US House Rep Dana Rohrabacher: Mr. Ackerman and I weren't always on good terms. I argued the case for supporting President Bush with his efforts in Iraq with Mr. Ackerman numerous times and I was wrong. Thank you, Mr. Ackerman. This has been a waste of our lives and our money.
And later in the hearing, he would add, "I hope that someone's listening because I wasn't listening years ago when I berated Mr. Ackerman."
And that moment is the sort that a Howard Zinn type would include 40 years from now in a history of the US but most Americans are unaware it even took place because it didn't get covered in the press.
8 e-mails wanted to know what people are supposed to do?

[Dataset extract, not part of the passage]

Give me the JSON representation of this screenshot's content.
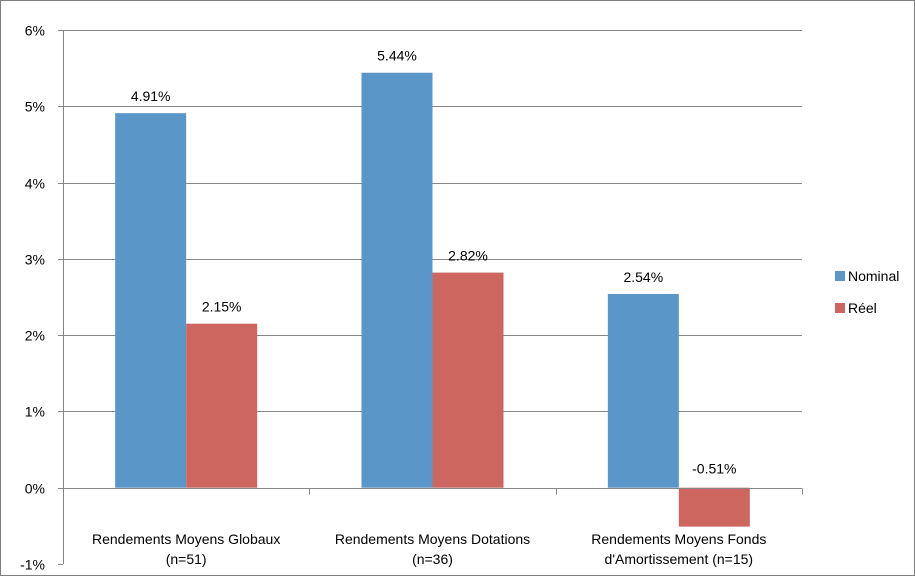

Why don't you, here's a thought, take that energy you used for your e-mail and e-mail The Nation or The Progressive and ask them why they don't ask their writers to stop writing the useless pop-culture crap (that they're not qualified to write) and quit chasing the day's water cooler topic and actually originate something. I understand CSPAN plays hearings live. I know most Congressional Committees post their hearings to their websites. So ask Katrina vanden Heuvel and Matthew Rothschild who's really being served by the snark with a side order of pop-cult that they serve up every day? No one is.
I also don't understand why you'd want to be a follower. We've stood out online because this is an original community with diverse interests. On my end, because I listen to those interests and also because I don't want to be anyone else or be like anyone else.
It's very sad and very telling to grasp that so-called 'independent' media in this country (Pacifica Radio, The Nation, The Progressive, etc.) has the need to run with a pack and can't offer originality or anything of real value. Another reason circulation has plummeted for The Nation and The Progressive is that there's not much difference between the two. That's worst for The Progressive because it sits on a shelf all month waiting for someone to buy it, someone who probably's already read the same spin on the same topics in the weekly Nation.
It's over, I'm done writing songs about love
There's a war going on
So I'm holding my gun with a strap and a glove
And I'm writing a song about war
And it goes
Na na na na na na na
I hate the war
Na na na na na na na
I hate the war
Na na na na na na na
I hate the war
Oh oh oh oh
-- "I Hate The War" (written by Greg Goldberg, on The Ballet's Mattachine!)
The number of US service members the Dept of Defense states died in the Iraq War is [PDF format warning] 4488.